Thompson, of FHFA, said some updated fees are higher and some are lower, in differing amounts, and they do not represent pure decreases for high-risk borrowers or pure increases for low-risk borrowers.
“Many borrowers with high credit scores or large down payments will see their fees decrease or remain flat,” Thompson said.
Thompson said the new framework does not provide incentives for a borrower to make a lower down payment to benefit from lower fees.
“Borrowers making a down payment smaller than 20% of the home’s value typically pay mortgage insurance premiums, so these must be added to the fees charged by the Enterprises (Fannie Mae and Freddie Mac) when considering a borrower’s total costs,” she said.
Rep. Patrick McHenry, R, North Carolina, chair of the House Financial Services Committee, and Rep. Warren Davidson, R-Troy, chair of the Subcommittee on Housing and Insurance, claimed in an April 25 letter to Thompson that Fannie Mae and Freddie Mac implemented LLPAs as a risk-based pricing tool to encourage responsible lending and to protect taxpayers from undue risk.
However, they said the changes mandated by FHFA will achieve the opposite result.
“These changes violate the fundamental principle of risk-based pricing, namely that lower-risk borrowers should pay lower prices for access to credit than higher-risk borrowers,” Davidson and McHenry said. “There is no doubt that lenders will pass on the new LLPA costs to borrowers, which will result in higher mortgage rates and reduced access to credit.”
They said the House Financial Services Committee would attempt to have the new fees repealed if Thompson didn’t reverse the change and eliminate the tax.
Thompson said the targeted eliminations of up-front fees for borrowers with lower incomes — not lower credit scores — primarily are supported by the higher fees on products such as second homes and cash-out refinances.

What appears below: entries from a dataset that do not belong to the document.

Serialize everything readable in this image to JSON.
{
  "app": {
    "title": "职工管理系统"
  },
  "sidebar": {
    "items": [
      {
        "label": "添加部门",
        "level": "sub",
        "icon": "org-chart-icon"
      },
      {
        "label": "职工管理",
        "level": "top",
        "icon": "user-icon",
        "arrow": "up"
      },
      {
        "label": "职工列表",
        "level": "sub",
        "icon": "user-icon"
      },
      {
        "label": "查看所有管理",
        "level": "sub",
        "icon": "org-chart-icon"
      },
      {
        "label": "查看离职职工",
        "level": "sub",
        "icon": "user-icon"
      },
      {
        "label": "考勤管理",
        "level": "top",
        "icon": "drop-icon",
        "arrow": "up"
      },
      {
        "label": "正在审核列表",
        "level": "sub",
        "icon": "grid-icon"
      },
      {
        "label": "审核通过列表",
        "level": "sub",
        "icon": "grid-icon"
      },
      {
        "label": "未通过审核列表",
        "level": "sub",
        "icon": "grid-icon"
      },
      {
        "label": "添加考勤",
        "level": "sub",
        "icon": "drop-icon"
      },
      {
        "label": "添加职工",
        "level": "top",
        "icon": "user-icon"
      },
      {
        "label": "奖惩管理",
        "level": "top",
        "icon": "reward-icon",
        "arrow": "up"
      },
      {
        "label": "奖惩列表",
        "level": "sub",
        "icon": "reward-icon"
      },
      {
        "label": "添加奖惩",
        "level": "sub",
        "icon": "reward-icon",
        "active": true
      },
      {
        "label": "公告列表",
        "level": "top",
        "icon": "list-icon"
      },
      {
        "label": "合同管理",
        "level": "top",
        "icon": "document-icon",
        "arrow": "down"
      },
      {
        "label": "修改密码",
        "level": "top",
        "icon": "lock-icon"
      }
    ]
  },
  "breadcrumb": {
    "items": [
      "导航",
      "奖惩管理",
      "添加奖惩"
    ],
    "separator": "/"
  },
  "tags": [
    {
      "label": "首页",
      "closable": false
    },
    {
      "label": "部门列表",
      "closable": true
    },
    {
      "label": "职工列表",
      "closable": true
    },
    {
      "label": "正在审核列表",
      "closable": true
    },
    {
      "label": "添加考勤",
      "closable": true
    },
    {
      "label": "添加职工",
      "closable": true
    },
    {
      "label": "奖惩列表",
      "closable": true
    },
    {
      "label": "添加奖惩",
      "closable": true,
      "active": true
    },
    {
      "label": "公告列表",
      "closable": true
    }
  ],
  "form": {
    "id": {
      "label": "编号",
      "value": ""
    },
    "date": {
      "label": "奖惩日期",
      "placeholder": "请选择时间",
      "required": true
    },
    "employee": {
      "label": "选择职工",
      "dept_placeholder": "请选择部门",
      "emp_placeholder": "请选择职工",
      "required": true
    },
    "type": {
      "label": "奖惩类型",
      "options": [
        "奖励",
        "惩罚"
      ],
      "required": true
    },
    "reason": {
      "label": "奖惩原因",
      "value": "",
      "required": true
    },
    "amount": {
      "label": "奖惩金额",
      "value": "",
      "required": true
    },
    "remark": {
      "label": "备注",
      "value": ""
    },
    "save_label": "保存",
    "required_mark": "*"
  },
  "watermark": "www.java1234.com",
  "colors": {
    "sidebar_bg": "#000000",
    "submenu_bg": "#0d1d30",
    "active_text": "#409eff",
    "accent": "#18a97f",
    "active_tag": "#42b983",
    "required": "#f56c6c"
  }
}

She added that Fannie Mae and Freddie Mac’s statutory charters “specifically include references to supporting low- and moderate-income families by earning returns on mortgages for these borrowers that may be less than the returns earned on other products.”
National, local housing market update
The average long-term U.S. mortgage rate edged lower last week, a modest boost for homebuyers looking for relief as a stubbornly low inventory of properties for sale fuels bidding wars in many markets.
The average rate on the benchmark 30-year fixed-rate home loan fell to 6.39% from 6.43% last week, Freddie Mac said Thursday. A year ago, it averaged 5.27%. The average rate fell for five straight weeks before rising the last two weeks of April.
“Spring is typically the busiest season for the residential housing market, and despite rates hovering in the mid-six percent range, this year is no different‚” Sam Khater, Freddie Mac’s chief economist, said last week. “Interested homebuyers are acclimating to the current rate environment, but the lack of inventory remains a primary obstacle to affordability.”
Sales of previously occupied U.S. homes fell 2.4% from February to March and were down 22% from a year earlier, according to the National Association of Realtors.
Dayton-area home sales have been sinking in recent months compared to last year, according to Dayton Realtors Multiple Listing Service. Local home and condo transactions declined 10.6% in March, the seventh consecutive month of decreases in year-over year sales.
The Associated Press contributed to this report.